What’s your side hustle?
Come out of school and get an apprenticeship, come out of uni and get a job – work for 40 years, get a pension and have an enjoyable retirement. At least that was the way it was if you were a Baby boomer and born in the early 1950s.
The education, apprenticeship and workplace have made such changes in the last 50 years that would be totally unrecognisabl should the people from that era be transported in to the 2020s. For many centuries prior to the industrial revolution the concept of “work” was simply agricultural labour, if that was you actually worked for somebody. The old feudal system would mean a hierarchical system where the workers would be farm based with work almost entirely based around food and resources – job titles were minimal being mostly “farm hand” etc.
Then the industrial revolution, factories, the baby boomers, technology, the internet, the service industry, the gig economy, the contractor market have changed the idea of work beyond measure. Even in the last generation, there has been a systemic shift. The idea of a 9 – 5, based around a single office, factory or manufacturing site have all but disappeared.
So it came to pass that in the last 5 or so years, graduates, millennials and the like don’t come out of academia with a single, narrow-minded career path but instead have a variety of choices. Many opting to be entrepreneurs in their own right. When I was growing up in the 80s, if somebody was an entrepreneur it conjured up images of them having their own private yacht and being some kind of venture capitalist with a side line in owning horses for polo matches – or perhaps that was just me!
Fast forward to 2020 and you have entrepreneurs doing the type of endeavours that simply were not possible even 15 years earlier. With the advent of the smartphone – an app can turn the right go-getters with the right idea into billionaires. Just look at Uber, the world’s largest taxi company that doesn’t own a single taxi. There are Millennials who have set up microbreweries in their garage and now have multi-million pound turnovers with an ever-growing appetite for pale ale and the like.
From this developed the gig economy, social media marketing and the online business. Deliveroo, Uber, FOREX trading apps all allow those leaving education to have an almost instant access to markets, consumers, flexible working and the entrepreneurial endeavours that can allow for the accumulation of success in much shorter periods of time than previously.
There is now a further trend where even those commencing graduate schemes, internships, apprenticeships and those people newly qualified tend to have a “side hustle” or “side gig” alongside their main career choice this side hustle acts as a backup or supplement in terms of options and income.
These are just some of the “side hustles” I have come across, both the good, the bad and the weird: FOREX trading, Deliveroo driving, bar tending, Only-Fans, dodgeball umpire, silver bullion trader, online antiques resources, wedding prepper for pets, dough maker and app developer for the stamp collection market.

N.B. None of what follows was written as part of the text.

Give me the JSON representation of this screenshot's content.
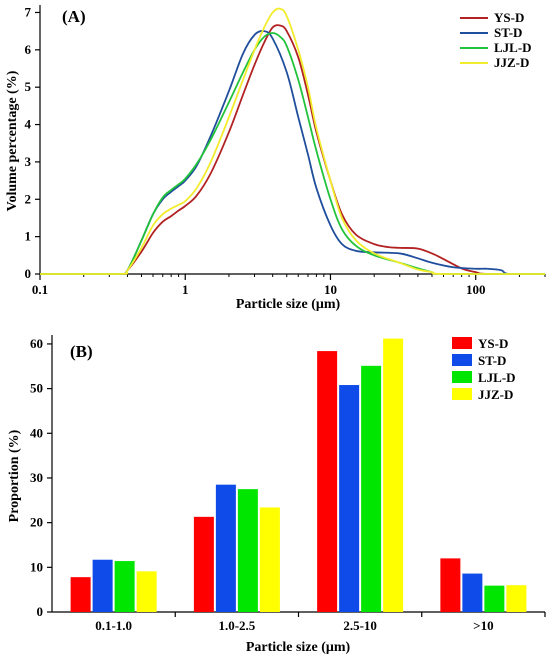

All of these had varying degrees of effort and returning profit but the key factor is that these side hustles gave at the very least some beer money and in the more efficient side hustles the chance to significantly increase the base salary. Not only that, but the “side hustle” increases a person’s breadth of life skills. Perhaps it could be viewed as a more creative and professionally developed attribute to a candidate’s CV than the classic “gap yah” of travelling to Oz and South East Asia.
This is perhaps no more fitting than during the Covid-19 generation as I am sure they may be known where the need to have an additional source of income becomes a necessity rather than an attribute.
In the book Rich Dad, Poor Dad the idea is reiterated many times that experience and tenacity in entrepreneurship far outweighs the benefits of the constraints of academia and such like. Even I have ventured into the side hustle in that I now have various trading apps- I research, bonds, stocks and shares – even the penny shares for what can supplement my annual income- not out of necessity but just as an additional focus and interest.
If I’m honest, the discovery of the “side hustle” made me venture beyond my day-to-day recruitment, my buy to let endeavours and get down to the grittiness of an actual hustle.
Just invest the money you can afford, spend the time you can spare and before you know it your side hustle could be the next UBER!